If the requested rescaling strategy is not implemented.

rbfopt_utils.transform_domain_bounds(settings, var_lower, var_upper)[source]

Rescale the variable bounds.

Rescale the bounds of the function domain according to the chosen strategy.

Parameters
settingsrbfopt_settings.RbfoptSettings

Global and algorithmic settings.

var_lower1D numpy.ndarray[float]

List of lower bounds of the variables.

var_upper1D numpy.ndarray[float]

List of upper bounds of the variables.

Returns
(1D numpy.ndarray[float], 1D numpy.ndarray[float])

Rescaled bounds as (lower, upper).

Raises
ValueError

If the requested rescaling strategy is not implemented.

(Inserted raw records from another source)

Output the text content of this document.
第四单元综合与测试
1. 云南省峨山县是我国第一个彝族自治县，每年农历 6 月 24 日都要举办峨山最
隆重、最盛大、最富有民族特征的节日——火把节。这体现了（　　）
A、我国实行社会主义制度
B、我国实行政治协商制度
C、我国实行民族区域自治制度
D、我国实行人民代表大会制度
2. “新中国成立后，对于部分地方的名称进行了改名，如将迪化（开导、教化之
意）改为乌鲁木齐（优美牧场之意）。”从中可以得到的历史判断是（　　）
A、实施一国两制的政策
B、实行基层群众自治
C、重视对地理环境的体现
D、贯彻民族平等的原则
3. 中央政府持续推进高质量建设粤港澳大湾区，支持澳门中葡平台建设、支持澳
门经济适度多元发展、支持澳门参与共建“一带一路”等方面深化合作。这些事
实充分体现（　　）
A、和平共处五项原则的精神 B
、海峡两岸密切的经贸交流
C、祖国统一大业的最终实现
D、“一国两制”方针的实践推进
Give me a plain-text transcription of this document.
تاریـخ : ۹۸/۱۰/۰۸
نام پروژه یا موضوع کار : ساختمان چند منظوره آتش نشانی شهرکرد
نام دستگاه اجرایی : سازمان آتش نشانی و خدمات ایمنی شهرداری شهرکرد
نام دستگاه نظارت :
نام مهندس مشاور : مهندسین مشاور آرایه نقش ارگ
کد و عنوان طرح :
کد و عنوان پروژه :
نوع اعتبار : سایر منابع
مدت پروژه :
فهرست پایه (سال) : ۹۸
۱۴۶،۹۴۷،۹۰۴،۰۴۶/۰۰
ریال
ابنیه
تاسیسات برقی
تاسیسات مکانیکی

rbfopt_utils.transform_function_values(settings, node_val, fmin, fmax, node_err_bounds)[source]

Rescale function values.

Rescale and adjust function values according to the chosen strategy and to the occurrence of large fluctuations (high dynamism). May not rescale at all if rescaling is off.

Parameters
settingsrbfopt_settings.RbfoptSettings

Global and algorithmic settings.

node_val1D numpy.ndarray[float]

List of function values at the interpolation nodes.

fminfloat

Minimum function value found so far.

fmaxfloat

Maximum function value found so far.

node_err_bounds2D numpy.ndarray[float]

The lower and upper variation of the function value for the nodes in node_pos. The variation is assumed 0 for nodes evaluated in accurate mode.

Returns
(1D numpy.ndarray[float], float, float, 2D numpy.ndarray[float],
Callable[float])

A tuple (scaled_function_values, scaled_fmin, scaled_fmax, scaled_error_bounds, rescale_function) containing a list of rescaled function values, the rescaled minimum, the rescaled maximum, the rescaled error bounds (one node per row), and a callable function to apply the same scaling to further function values if needed.

Raises
ValueError

If the function scaling strategy requested is not implemented.